Windsor Star

Canada’s biggest banks feel pain from stock market swoon

- GEOFF ZOCHODNE

Investors weren’t the only ones who took a hit when North American stock markets swooned in late 2018: Canada’s biggest banks felt the pain, too. On Thursday, Canadian Imperial Bank of Commerce and Toronto-Dominion Bank were the latest banks to note their financial results for the most recent quarter were negatively affected by the market turbulence. In particular, the volatility hurt revenue from the sale of bonds and shares, and also dampened some trading activity.

The other members of the Big Five had also cited some form of market disruption in announcing their first-quarter results. Royal Bank of Canada’s CEO said in a release that there was “a challengin­g market backdrop,” while Bank of Nova Scotia’s said that “significan­t market volatility impacted some of our business lines.” Bank of Montreal’s CEO said in a release that “market-sensitive businesses were impacted by the challengin­g revenue environmen­t.”
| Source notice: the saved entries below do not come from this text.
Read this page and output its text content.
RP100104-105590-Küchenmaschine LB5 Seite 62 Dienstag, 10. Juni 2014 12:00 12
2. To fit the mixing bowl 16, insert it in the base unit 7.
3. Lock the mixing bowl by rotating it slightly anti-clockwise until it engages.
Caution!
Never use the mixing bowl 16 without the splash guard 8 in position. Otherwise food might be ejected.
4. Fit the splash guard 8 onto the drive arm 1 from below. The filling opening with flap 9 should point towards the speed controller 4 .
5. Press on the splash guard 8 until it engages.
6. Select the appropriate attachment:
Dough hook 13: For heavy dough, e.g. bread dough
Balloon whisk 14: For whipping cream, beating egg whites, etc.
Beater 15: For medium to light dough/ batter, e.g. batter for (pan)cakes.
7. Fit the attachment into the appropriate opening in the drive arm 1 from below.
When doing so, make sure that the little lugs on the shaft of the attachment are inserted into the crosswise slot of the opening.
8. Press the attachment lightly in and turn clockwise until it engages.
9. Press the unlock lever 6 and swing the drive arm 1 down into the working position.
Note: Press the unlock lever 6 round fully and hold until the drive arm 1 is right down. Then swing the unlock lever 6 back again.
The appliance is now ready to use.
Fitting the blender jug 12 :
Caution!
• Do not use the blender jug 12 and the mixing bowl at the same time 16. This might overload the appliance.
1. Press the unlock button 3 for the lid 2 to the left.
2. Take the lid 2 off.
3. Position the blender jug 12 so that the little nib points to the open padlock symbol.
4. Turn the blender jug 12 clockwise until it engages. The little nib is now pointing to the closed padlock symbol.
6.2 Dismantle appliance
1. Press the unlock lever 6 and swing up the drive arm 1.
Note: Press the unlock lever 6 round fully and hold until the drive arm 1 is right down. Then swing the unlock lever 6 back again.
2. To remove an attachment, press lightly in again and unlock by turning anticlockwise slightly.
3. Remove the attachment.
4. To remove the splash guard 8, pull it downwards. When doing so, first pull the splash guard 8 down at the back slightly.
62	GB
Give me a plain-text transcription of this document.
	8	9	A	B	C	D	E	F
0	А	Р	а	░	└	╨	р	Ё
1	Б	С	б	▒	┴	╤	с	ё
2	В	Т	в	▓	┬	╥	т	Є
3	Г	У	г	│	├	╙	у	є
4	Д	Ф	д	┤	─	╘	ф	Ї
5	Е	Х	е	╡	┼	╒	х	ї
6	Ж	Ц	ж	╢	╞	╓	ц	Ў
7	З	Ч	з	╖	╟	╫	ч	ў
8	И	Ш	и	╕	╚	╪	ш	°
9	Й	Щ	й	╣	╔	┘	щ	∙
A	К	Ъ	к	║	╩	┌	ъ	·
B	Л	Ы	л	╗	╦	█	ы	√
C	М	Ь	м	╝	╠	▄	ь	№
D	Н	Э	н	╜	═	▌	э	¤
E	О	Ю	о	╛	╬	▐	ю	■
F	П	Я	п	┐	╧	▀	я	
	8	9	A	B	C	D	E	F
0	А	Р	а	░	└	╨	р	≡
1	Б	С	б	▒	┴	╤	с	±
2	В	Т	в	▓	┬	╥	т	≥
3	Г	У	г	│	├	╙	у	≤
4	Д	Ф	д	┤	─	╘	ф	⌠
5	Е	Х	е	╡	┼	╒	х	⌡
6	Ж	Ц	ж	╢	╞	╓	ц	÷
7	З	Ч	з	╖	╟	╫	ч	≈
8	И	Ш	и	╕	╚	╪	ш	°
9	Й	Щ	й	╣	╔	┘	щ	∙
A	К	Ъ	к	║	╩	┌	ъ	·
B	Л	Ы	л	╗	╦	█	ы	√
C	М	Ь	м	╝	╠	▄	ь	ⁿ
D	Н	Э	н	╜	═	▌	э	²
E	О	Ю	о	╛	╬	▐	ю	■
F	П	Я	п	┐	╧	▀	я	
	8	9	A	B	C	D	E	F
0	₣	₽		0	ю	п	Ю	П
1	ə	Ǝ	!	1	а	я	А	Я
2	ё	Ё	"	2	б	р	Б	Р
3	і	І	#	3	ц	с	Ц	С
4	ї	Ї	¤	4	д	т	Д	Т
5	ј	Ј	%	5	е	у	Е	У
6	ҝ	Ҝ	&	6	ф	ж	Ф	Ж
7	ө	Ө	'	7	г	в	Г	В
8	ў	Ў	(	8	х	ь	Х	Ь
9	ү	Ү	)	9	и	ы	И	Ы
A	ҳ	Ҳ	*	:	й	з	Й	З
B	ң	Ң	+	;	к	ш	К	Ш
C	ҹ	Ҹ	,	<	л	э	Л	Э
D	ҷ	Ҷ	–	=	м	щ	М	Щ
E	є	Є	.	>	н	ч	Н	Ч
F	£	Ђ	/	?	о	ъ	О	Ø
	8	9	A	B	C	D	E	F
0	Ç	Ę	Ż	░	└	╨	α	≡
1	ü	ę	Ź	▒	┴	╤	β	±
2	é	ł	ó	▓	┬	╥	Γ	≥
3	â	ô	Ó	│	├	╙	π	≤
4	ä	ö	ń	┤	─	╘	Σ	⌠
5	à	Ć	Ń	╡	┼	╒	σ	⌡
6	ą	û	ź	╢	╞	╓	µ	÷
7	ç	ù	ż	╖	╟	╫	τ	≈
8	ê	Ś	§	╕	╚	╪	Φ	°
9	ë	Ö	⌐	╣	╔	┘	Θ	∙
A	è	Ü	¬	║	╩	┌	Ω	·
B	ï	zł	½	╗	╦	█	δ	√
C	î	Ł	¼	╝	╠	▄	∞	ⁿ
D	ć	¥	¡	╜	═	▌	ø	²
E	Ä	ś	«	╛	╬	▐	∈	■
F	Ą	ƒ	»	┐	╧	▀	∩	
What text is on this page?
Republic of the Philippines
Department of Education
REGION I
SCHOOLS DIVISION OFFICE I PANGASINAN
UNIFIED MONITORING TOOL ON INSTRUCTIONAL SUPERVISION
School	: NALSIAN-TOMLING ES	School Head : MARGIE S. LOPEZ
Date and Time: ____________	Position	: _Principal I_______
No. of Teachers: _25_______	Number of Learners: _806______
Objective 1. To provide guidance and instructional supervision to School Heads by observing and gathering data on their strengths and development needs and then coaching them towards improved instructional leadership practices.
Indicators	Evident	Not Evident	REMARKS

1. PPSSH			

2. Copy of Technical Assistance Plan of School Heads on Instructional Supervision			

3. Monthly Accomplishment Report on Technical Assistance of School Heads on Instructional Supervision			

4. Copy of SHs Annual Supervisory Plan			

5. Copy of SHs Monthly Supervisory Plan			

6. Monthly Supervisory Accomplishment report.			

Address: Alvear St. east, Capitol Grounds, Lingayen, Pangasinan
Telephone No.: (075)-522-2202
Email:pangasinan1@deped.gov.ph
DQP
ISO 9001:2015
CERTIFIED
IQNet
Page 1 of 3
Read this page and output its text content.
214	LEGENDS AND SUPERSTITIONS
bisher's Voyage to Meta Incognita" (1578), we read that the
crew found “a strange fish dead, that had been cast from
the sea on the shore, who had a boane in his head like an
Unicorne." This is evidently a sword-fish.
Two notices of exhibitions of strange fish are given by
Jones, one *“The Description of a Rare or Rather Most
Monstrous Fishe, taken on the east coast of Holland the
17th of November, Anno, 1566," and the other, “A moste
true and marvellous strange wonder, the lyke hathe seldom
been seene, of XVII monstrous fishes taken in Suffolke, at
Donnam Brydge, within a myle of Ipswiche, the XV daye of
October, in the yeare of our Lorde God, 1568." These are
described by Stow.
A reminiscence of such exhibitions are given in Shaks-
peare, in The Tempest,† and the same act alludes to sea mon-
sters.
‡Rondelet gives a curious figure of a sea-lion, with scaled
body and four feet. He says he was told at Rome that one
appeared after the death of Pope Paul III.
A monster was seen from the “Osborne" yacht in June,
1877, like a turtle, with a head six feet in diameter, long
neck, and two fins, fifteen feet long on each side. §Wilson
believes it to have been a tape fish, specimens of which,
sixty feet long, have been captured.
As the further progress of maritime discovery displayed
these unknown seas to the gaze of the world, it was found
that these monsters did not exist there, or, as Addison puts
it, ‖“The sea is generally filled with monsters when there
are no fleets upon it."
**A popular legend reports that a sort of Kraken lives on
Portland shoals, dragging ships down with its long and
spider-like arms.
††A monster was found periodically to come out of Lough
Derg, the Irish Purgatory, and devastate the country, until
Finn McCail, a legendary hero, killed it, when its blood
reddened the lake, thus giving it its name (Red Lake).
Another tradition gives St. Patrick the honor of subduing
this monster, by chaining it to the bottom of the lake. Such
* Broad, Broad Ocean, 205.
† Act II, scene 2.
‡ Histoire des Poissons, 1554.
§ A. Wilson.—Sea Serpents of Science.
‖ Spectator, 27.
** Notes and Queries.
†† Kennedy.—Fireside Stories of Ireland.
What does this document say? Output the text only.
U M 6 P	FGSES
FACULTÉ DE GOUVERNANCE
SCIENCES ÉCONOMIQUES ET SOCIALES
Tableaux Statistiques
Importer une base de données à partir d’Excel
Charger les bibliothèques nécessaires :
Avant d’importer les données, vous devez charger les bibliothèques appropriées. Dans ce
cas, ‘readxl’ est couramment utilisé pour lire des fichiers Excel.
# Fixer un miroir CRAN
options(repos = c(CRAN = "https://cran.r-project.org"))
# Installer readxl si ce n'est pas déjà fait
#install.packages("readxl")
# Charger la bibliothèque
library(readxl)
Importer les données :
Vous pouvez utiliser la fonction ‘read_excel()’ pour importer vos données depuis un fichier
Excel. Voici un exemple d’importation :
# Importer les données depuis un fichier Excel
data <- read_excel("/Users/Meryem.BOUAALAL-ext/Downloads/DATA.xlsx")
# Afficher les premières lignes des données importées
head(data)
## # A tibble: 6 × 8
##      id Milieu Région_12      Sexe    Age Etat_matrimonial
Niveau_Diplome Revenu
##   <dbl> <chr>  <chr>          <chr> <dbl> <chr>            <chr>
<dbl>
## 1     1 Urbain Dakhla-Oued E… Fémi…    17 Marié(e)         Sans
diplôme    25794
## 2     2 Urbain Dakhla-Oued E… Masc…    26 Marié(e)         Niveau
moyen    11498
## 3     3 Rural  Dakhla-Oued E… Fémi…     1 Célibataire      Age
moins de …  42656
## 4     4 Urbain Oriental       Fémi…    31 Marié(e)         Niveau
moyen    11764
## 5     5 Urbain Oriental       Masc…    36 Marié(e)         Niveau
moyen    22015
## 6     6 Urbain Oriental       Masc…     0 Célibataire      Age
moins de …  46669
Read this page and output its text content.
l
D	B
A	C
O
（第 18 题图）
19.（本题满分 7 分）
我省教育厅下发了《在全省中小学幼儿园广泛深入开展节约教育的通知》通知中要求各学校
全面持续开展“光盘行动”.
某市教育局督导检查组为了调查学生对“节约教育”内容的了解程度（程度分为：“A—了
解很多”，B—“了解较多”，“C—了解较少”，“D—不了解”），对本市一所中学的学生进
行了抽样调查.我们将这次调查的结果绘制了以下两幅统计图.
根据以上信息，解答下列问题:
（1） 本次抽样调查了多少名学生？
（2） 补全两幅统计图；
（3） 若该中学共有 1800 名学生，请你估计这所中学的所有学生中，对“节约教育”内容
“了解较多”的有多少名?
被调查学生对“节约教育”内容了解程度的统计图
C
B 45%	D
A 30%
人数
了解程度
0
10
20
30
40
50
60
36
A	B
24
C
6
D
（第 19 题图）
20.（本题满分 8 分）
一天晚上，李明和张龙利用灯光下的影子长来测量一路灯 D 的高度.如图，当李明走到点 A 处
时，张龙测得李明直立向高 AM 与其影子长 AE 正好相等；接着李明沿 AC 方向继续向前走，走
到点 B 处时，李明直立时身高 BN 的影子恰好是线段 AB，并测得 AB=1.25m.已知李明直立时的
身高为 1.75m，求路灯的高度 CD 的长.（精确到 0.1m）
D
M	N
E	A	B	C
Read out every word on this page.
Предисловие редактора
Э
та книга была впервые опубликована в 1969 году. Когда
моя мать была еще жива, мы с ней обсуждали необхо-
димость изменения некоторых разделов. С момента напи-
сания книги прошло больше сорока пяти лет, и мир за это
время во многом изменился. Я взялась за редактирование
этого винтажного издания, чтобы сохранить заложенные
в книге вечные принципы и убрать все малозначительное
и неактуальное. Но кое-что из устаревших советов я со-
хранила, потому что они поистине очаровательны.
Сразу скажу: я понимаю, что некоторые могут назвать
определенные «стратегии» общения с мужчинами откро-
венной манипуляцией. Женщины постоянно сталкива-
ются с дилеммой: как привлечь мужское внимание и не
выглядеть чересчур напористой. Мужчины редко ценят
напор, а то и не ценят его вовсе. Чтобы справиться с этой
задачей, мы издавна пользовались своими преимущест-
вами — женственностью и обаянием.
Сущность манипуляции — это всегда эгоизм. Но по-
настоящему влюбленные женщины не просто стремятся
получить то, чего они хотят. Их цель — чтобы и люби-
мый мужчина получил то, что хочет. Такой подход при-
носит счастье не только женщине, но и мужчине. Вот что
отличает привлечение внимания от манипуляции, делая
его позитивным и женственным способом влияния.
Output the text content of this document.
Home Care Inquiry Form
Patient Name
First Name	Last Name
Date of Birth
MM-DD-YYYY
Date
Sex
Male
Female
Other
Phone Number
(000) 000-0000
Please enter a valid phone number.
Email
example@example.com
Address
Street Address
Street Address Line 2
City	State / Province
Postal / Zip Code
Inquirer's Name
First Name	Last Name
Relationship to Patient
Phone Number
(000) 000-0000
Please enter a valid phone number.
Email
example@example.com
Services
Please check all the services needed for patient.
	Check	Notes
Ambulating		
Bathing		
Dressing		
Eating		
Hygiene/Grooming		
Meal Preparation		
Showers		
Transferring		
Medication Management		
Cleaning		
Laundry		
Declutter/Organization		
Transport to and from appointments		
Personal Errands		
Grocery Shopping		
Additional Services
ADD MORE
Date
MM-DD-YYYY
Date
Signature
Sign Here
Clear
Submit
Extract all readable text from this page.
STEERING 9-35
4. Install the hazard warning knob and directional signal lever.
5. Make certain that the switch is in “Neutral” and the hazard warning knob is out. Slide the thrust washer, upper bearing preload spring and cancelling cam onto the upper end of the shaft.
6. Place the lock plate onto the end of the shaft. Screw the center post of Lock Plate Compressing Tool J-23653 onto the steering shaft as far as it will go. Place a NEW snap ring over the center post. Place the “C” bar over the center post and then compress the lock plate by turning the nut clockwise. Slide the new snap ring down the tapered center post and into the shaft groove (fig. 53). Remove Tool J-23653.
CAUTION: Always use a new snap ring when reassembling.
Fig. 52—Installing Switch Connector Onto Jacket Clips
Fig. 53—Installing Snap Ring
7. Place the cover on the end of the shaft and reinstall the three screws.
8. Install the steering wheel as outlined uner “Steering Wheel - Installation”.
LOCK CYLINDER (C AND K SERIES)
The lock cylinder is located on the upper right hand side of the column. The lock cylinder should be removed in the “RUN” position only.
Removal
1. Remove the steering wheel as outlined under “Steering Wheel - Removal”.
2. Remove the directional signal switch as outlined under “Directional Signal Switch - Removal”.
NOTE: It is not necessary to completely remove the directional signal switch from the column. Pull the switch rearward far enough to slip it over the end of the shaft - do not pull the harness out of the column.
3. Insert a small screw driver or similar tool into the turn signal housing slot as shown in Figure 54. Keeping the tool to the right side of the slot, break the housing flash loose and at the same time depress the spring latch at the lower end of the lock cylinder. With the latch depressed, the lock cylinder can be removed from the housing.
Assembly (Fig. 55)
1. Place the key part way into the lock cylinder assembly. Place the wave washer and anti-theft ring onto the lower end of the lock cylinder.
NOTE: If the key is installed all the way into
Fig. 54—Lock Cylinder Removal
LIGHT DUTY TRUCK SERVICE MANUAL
CIBC reported earnings Thursday of nearly $1.2 billion for the three months ended Jan. 31, down 11 per cent from a year ago. Adjusted earnings per share were $3.01, below analyst expectatio­ns. “While we were met with some challenges this quarter, including a volatile market and isolated loan impairment­s, our core business continued to perform very well and in line with our strategy,” said Victor Dodig, president and CEO of CIBC, during a conference call Thursday. TD, meanwhile, said its first-quarter profit was $2.4 billion, up two per cent compared with the same three months last year. Adjusted earnings per share were $1.57, which also missed analyst estimates. “TD’s retail segments in both Canada and the U.S. had a strong start to the year, with continued revenue growth and solid earnings,” said TD president and CEO Bharat Masrani in a release. “However, market volatility and lower client activity impacted our wholesale segment in the quarter.” National Bank Financial analyst Gabriel Dechaine wrote that CIBC’s earnings miss was driven by “higher than expected” provisioni­ng for credit losses, while TD’s was “primarily attributab­le” to lower trading and advisory revenues, in addition to greater provisions for credit losses.